Всё было всколыхнуто событиями. Вот как начались они. Я сидел и готовил уроки. По старому стилю это было, вероятно, 27 февраля. Приходит отец. Едва, говорит, добрался, в городе забастовка. Трамваи не ходят, извозчика едва нашел доехать. Войска патрулируют по городу. Затем не вышли газеты. Всё питалось слухами. И только первого марта стало очевидно – революция победила. Я помню, гимназия была закрыта, так как сообщения не было (трамваи не ходили). Москва большой город, и большинство учились не поблизости в ближайшей гимназии, поэтому приходилось идти довольно далеко, через весь город. Когда я пришел в первый раз, пешком, оказалось, нет занятий: не пришли ученики. Революция была уже совершившимся фактом в Петрограде и в Москве. Газеты вышли – до того не выходили несколько дней. Их буквально вырывали из рук. Я, помню, сам вырывал у газетчика, не ту газету, к которой мы привыкли, не достал я «Русского слова», а, кажется, «Утро России» – была такая газета, – и еще по дороге поймал газету «Раннее утро». С ними я вернулся из гимназии домой. Улицы были полны грузовиков; на грузовиках – солдаты, проезжающие с колыхающимися винтовками, с надетыми штыками; на площадях и бульварах какие-то бочки, на которые кто-то вылазит, «ура», «да здравствует» реяли в воздухе. Появились красные флаги, вся солдатня ходила в красных бантах, но еще имела не распущенный вид, только как-то сразу не военный – без поясов, серый такой вид; улицы стали серыми от вышедших на улицы толп народа. Вот мое внешнее впечатление от тех дней…
В то время никаких насилий не было. Полиция исчезла. Ее – как смело. Улицы остались без каких-либо представителей власти и порядка. Если в то же время появлялся на улице какой-нибудь затор, становился какой-то расторопный солдат: «Граждане, не задерживайтесь, вы мешаете движению, сознательные граждане», – вот в то время вы могли слышать беспрерывные призывы к «сознательным гражданам». Это были первые дни, и какой-то праздник был разлит всюду. Вот как Блок и говорит в своих стихах:
Вероятно, это было очень верно, только мы этого безумия сами в то время не замечали. Светлая жизнь, мол, начинается.

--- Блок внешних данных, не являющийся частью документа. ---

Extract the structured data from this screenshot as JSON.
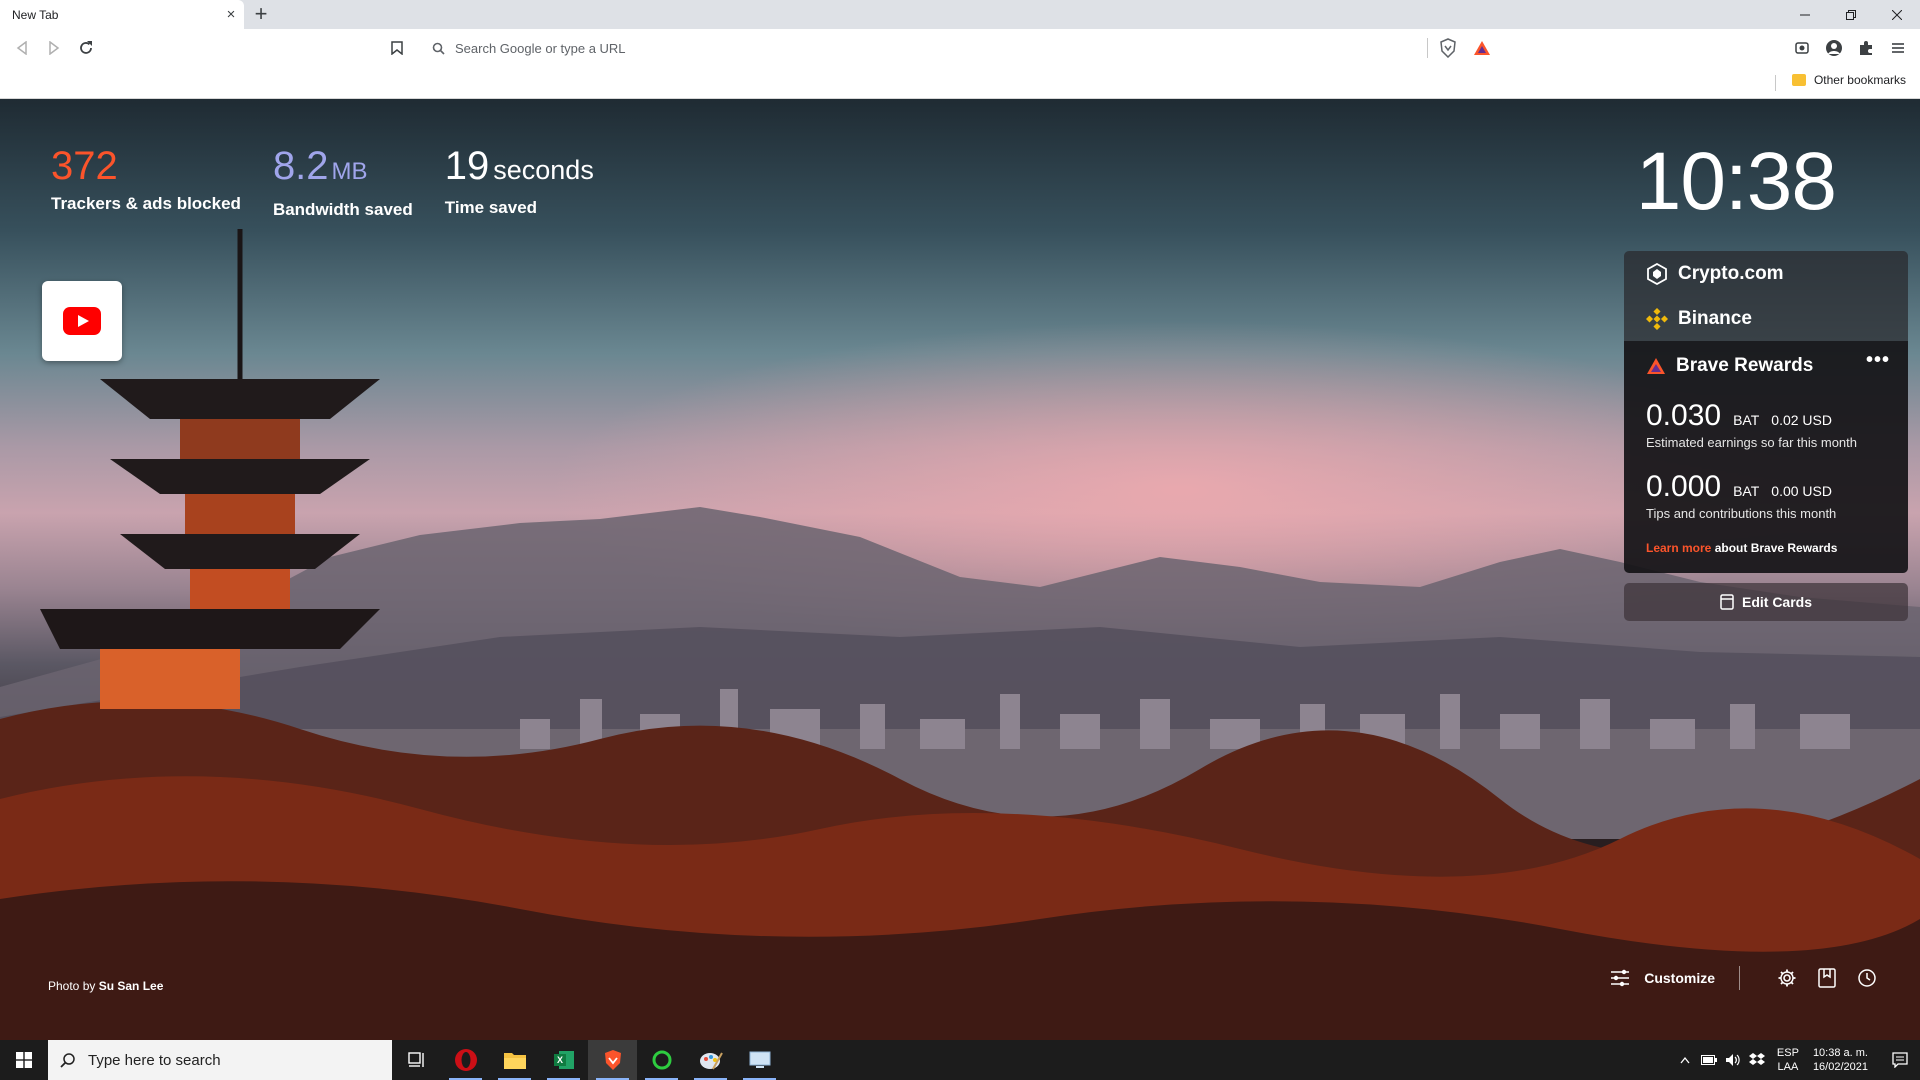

Я помню, всё это было связано с патриотическим подъемом. Все ощущали: революция произошла потому, что царское правительство не умело интенсивно вести войну. Может быть, это впечатление той среды, в которой я был. Это ставилось в вину старому режиму. Революция проводилась как средство интенсивно, победоносно закончить войну, с Константинополем, с проливами; у власти и появились люди, которые, казалось, могли осуществить то, что бездарное, как говорили, рутинное царское правительство не было в состоянии…
Гимназисты слушали, смотрели, наслаждались и впитывали. Пока принималось это пассивно. Сразу понравились нам, конечно, целый ряд послаблений. Если не приготовили уроки, ничего, сразу в какой-то мере исчез прежний налаженный порядок в учебных заведениях, но это уже был март месяц, апрель, середина мая, т. е. перед концом учебного года. Занятий не было дня три, пока не ходили трамваи, не было других средств сообщения, а затем они начались. И очень много времени у нас уходило на политическое осведомление: преподаватель иногда читал газету, объяснял что происходит, говорил о счастливом будущем. Преподаватели наши были молодые. Все они были с высшим образованием. Я был в гимназии, где был особый, так сказать, дух, они всегда были на товарищеской ноге с нами. Но наш классный наставник был человек хотя тоже либеральный, но на прочных позициях. И в скором времени начались острые диспуты, и главным образом у некоторых наших право настроенных старшеклассников. У нас было два молодых человека, которые для нашего класса, шестого, были уже великовозрастниками. Одному было восемнадцать, другому девятнадцать лет. Оба бежали на войну – не из нашей гимназии, еще раньше. Один теперь сразу уехал на фронт. И вот тогда и меня потянуло. Но отец мне сразу сказал: да что ты, с ума сошел? Ты будешь учиться, стране нужны образованные люди. А я мечтал хоть стать на работу: в каком-нибудь учреждении, на военном заводе. Работать, как казалось, для победы, на оборону. Я думаю теперь – это был один из показателей, под каким настроением проводилась Февральская революция в интеллигенции. Сомнения в том, что война должна быть выиграна и что она теперь будет выиграна, ни у кого не было.